12. Ancillary Duties and Consultation
Contractually agreed ancillary services and consultations will be provided to the best of our knowledge according to the current state of technology and the conditions specified to us. Claims by the supplier arising from a breach of this duty of performance are excluded unless they are based on intent or gross negligence by the purchaser.
Pure recommendations are non-binding.
13. Force Majeure
(a) If circumstances beyond the control of the contracting parties lead to a restriction or cessation of business operations, such as war, natural disasters, fire, flooding, explosions, riots, official measures, power outages, and labor disputes, we are entitled to withdraw from the contract in whole or in part.
(b) The supplier can only effectively invoke force majeure if they notify us immediately in writing, by fax, or electronically, no later than 24 hours (in words: twenty-four hours) before the agreed delivery date, with proof. If the notification is not made within the specified period, the supplier can only invoke force majeure if the force majeure event demonstrably occurred within this period and was the cause of the delivery delay.

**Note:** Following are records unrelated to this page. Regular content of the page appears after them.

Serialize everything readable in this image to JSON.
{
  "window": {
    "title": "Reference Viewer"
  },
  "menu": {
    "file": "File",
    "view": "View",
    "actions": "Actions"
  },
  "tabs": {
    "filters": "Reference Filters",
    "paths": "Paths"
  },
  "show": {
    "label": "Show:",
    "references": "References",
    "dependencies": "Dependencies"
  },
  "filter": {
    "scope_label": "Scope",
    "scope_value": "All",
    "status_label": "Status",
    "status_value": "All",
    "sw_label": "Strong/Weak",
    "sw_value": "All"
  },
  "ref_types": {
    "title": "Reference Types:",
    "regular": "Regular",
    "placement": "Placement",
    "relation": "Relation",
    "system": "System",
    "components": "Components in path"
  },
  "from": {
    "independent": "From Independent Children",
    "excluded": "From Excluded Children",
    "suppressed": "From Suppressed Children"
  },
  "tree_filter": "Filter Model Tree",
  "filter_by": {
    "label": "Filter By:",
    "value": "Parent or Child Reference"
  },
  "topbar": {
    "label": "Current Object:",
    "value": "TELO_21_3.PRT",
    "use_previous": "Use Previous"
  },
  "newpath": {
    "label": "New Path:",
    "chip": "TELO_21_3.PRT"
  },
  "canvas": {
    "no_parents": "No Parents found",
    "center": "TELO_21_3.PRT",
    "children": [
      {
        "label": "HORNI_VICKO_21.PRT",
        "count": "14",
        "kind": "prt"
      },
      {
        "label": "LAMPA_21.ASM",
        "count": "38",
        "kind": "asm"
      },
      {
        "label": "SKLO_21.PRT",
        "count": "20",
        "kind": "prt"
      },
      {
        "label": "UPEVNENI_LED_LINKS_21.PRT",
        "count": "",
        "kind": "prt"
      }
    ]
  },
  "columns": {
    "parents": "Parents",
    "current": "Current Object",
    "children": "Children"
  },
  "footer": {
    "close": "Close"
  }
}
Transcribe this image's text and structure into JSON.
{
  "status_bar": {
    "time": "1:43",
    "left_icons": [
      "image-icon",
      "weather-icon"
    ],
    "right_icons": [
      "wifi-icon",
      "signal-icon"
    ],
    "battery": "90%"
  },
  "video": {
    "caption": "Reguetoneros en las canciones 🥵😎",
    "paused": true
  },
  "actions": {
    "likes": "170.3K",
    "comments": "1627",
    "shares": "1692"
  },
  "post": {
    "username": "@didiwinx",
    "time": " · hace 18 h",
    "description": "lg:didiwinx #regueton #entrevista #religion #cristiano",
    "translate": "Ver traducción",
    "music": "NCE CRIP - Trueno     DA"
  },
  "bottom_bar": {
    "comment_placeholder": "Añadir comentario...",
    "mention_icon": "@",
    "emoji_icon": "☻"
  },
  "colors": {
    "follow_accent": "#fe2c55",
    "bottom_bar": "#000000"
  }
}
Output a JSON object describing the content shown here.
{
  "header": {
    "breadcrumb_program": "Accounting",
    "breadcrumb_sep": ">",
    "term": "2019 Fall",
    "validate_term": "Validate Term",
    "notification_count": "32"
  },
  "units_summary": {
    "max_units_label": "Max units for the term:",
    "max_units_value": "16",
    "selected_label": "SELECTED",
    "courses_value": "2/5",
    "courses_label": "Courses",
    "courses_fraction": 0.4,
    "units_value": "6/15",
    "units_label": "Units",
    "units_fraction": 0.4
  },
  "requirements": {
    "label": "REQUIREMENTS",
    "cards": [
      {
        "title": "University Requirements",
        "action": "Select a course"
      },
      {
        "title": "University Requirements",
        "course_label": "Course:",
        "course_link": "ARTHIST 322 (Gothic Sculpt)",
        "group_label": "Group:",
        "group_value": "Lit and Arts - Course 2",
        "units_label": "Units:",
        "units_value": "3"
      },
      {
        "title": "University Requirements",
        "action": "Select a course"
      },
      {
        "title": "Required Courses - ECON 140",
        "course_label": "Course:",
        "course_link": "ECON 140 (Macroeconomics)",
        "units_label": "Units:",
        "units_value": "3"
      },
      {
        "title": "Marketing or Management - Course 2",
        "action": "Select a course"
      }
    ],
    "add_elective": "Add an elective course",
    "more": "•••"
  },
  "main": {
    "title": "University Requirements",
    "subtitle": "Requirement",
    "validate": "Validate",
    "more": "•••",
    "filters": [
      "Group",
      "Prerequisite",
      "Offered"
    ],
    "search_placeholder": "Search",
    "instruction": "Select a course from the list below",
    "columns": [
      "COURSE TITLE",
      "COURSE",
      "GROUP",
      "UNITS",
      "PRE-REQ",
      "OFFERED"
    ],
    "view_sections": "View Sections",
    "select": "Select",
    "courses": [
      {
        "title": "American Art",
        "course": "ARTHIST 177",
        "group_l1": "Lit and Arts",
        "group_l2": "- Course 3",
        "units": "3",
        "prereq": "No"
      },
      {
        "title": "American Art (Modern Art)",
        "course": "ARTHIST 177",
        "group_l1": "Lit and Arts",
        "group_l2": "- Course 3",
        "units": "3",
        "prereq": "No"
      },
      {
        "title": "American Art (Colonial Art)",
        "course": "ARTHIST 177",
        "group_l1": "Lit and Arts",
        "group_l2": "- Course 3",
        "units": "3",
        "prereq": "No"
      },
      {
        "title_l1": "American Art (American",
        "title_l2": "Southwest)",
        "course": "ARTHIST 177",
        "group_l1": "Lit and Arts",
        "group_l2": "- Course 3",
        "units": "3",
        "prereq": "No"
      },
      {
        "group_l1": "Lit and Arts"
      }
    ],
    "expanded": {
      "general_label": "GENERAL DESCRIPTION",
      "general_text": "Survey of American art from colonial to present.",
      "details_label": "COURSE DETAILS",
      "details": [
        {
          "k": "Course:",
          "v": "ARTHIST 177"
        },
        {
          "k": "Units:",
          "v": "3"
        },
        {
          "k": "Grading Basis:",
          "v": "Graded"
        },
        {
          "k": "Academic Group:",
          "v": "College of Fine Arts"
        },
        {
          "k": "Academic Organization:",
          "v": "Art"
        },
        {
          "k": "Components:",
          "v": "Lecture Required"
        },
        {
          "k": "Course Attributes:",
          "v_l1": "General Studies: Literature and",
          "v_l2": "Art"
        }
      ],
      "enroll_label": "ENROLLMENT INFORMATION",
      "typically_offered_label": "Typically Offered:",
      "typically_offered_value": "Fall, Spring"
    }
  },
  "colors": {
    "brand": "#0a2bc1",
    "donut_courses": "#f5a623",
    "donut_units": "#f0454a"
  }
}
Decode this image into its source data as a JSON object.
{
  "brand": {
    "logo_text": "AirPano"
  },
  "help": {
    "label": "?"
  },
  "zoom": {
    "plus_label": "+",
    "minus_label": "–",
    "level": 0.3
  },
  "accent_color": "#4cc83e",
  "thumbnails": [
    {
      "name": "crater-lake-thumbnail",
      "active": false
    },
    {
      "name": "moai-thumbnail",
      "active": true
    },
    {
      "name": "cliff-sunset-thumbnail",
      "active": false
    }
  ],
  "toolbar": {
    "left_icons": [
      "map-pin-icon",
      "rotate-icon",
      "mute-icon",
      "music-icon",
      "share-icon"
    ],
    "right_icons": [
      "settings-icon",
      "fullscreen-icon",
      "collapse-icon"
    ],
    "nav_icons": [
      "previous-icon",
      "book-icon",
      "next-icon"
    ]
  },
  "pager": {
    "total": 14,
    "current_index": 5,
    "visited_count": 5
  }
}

14. Place of Performance and Jurisdiction
(a) The place of performance is the location to which the goods are to be delivered according to our specifications. If no agreement has been made, the place of performance shall be the location of the client's main office.
(b) The exclusive place of jurisdiction for all disputes arising directly or indirectly from the contractual relationship is the location of our main office. However, we are entitled to sue the supplier at their general place of jurisdiction as well.
(c) Exclusively the law of the Federal Republic of Germany shall apply in addition.
15. Data Protection
(a) The data necessary for the execution of the contractual relationship will be stored and processed by us – as far as permitted under the Federal Data Protection Act.
16. Final Provision
Should any individual provisions of these terms and conditions of purchase be or become invalid, the validity of the remaining provisions shall not be affected. Instead of the invalid provisions, one shall apply that most closely fulfills the contractual purpose legally and economically.